Connor McDavid won’t be the only Edmonton Oilers player wearing a captain’s letter on his sweater in the Four Nations Face-Off next month.

Defenceman Mattias Ekholm has also been named an alternate captain when he suits up with Team Sweden in Montreal and Boston, running from Feb. 12-20.

McDavid is an alternate for Team Canada, along with defenceman Cale Makar, with Sidney Crosby named captain.

“It should be Sid, for sure,” McDavid said when the roster was announced back in late October. “That’s not even a question.”

While Crosby has won a pair of Olympic golds with Team Canada — in Vancouver 2010 and Sochi 2014 — McDavid will be donning the maple leaf on the biggest stage of his career. He previously played for Canada in the 2018 world hockey championship in Denmark and for Team North America in the 2016 World Cup of Hockey.

Ekholm, meanwhile, is an alternate captain on Team Sweden along with William Nylander of the Toronto Maple Leafs, while the captain’s C goes to Tampa Bay Lightning defenceman Victor Hedman.

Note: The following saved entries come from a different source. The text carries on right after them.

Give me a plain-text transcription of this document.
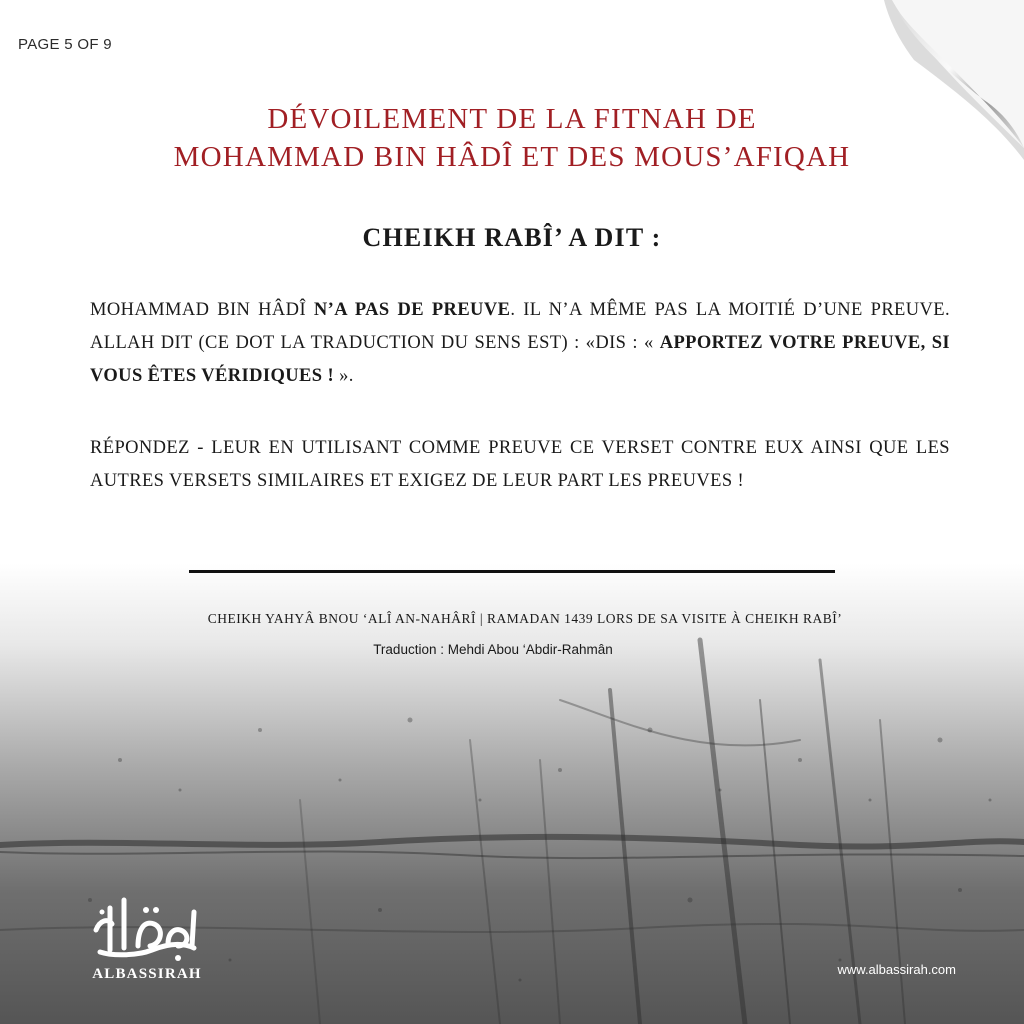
PAGE 5 OF 9

DÉVOILEMENT DE LA FITNAH DE
MOHAMMAD BIN HÂDÎ ET DES MOUS’AFIQAH
CHEIKH RABÎ’ A DIT :

MOHAMMAD BIN HÂDÎ N’A PAS DE PREUVE. IL N’A MÊME PAS LA MOITIÉ D’UNE PREUVE. ALLAH DIT (CE DOT LA TRADUCTION DU SENS EST) : «DIS : « APPORTEZ VOTRE PREUVE, SI VOUS ÊTES VÉRIDIQUES ! ».

RÉPONDEZ - LEUR EN UTILISANT COMME PREUVE CE VERSET CONTRE EUX AINSI QUE LES AUTRES VERSETS SIMILAIRES ET EXIGEZ DE LEUR PART LES PREUVES !

CHEIKH YAHYÂ BNOU ‘ALÎ AN-NAHÂRÎ | RAMADAN 1439 LORS DE SA VISITE À CHEIKH RABÎ’

Traduction : Mehdi Abou ‘Abdir-Rahmân

ALBASSIRAH	www.albassirah.com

“Me, Erik and Victor are the same birth year and we came up in the same national team, so I’ve known them for pretty much half my life, if not more,” Ekholm said. “It’s fun to see that we’re still going strong and we can be part of something like that, it’s pretty cool.

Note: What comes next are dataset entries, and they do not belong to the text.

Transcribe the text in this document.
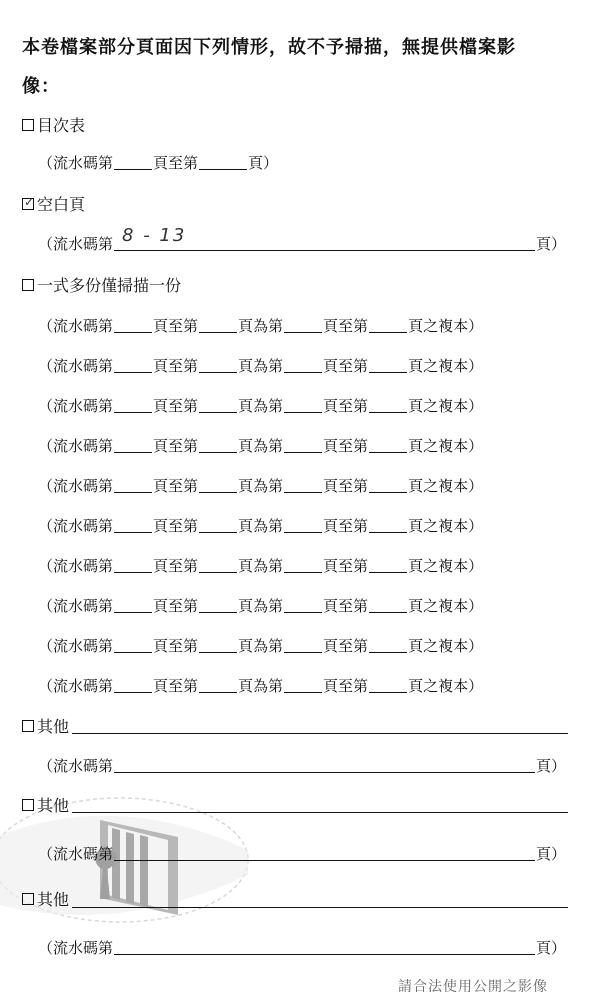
本卷檔案部分頁面因下列情形，故不予掃描，無提供檔案影
像：
目次表
（流水碼第	頁至第	頁）
✓ 空白頁
（流水碼第 8 - 13	頁）
一式多份僅掃描一份
（流水碼第	頁至第	頁為第	頁至第	頁之複本）
（流水碼第	頁至第	頁為第	頁至第	頁之複本）
（流水碼第	頁至第	頁為第	頁至第	頁之複本）
（流水碼第	頁至第	頁為第	頁至第	頁之複本）
（流水碼第	頁至第	頁為第	頁至第	頁之複本）
（流水碼第	頁至第	頁為第	頁至第	頁之複本）
（流水碼第	頁至第	頁為第	頁至第	頁之複本）
（流水碼第	頁至第	頁為第	頁至第	頁之複本）
（流水碼第	頁至第	頁為第	頁至第	頁之複本）
（流水碼第	頁至第	頁為第	頁至第	頁之複本）
其他
（流水碼第	頁）
其他
（流水碼第	頁）
其他
（流水碼第	頁）
請合法使用公開之影像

“They play in a different conference than we do, so I don’t see them that much, but whenever you bump into them on the road, you try to say hi and see how thing are. But it’ll be more now that we’re going into the tournament and knowing what’s coming next year (with the Olympics). It’s exciting times and hopefully we can do something good.”

Ekholm has represented his country at five world hockey championships, as well as the 2016 World Cup. He has a pair of medals on his resume, bronze in 2014 and gold in 2018.

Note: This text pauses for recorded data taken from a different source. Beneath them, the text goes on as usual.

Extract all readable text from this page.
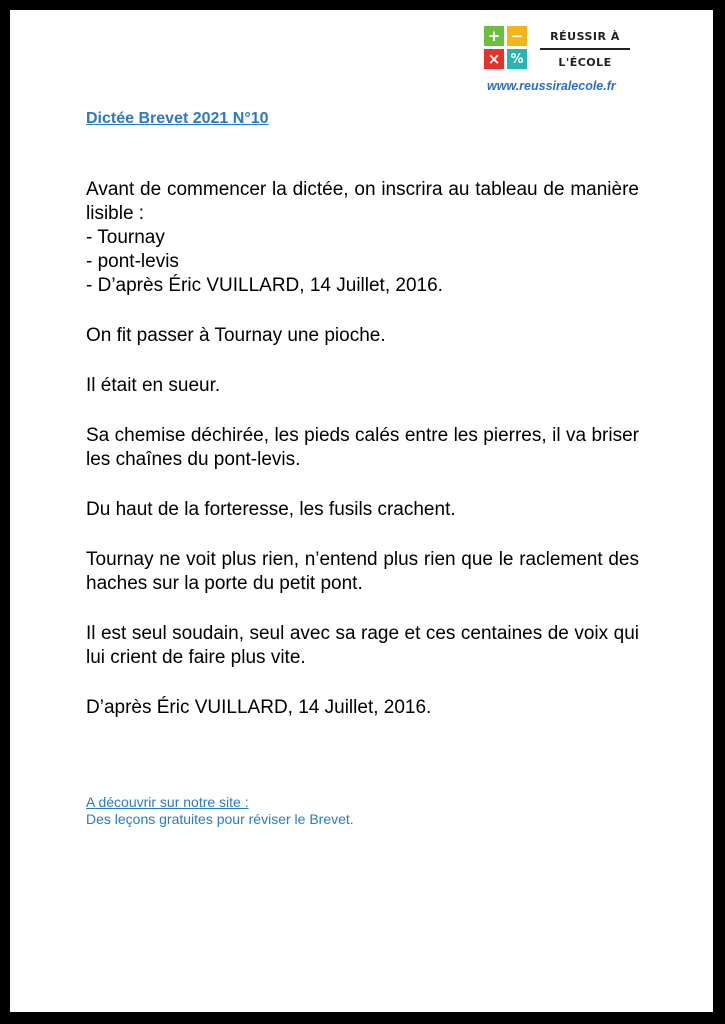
+ −
× %
RÉUSSIR À
L'ÉCOLE
www.reussiralecole.fr
Dictée Brevet 2021 N°10

Avant de commencer la dictée, on inscrira au tableau de manière lisible :

- Tournay
- pont-levis
- D’après Éric VUILLARD, 14 Juillet, 2016.

On fit passer à Tournay une pioche.

Il était en sueur.

Sa chemise déchirée, les pieds calés entre les pierres, il va briser les chaînes du pont-levis.

Du haut de la forteresse, les fusils crachent.

Tournay ne voit plus rien, n’entend plus rien que le raclement des haches sur la porte du petit pont.

Il est seul soudain, seul avec sa rage et ces centaines de voix qui lui crient de faire plus vite.

D’après Éric VUILLARD, 14 Juillet, 2016.

A découvrir sur notre site :
Des leçons gratuites pour réviser le Brevet.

“Obviously, it’s a huge honour,”  Ekholm said. “Victor is a great leader and it was kind of a no-brainer for me that he was going to be the captain and I can just speak for myself and it’s a tremendous honour to be an assistant captain, obviously, for your country.

“I’m going to do everything possible and everything I can do to make the team as good as possible and hopefully we can make some noise.”

Oilers head coach Kris Knoblauch said Ekholm receiving a letter would have been obvious, in his mind.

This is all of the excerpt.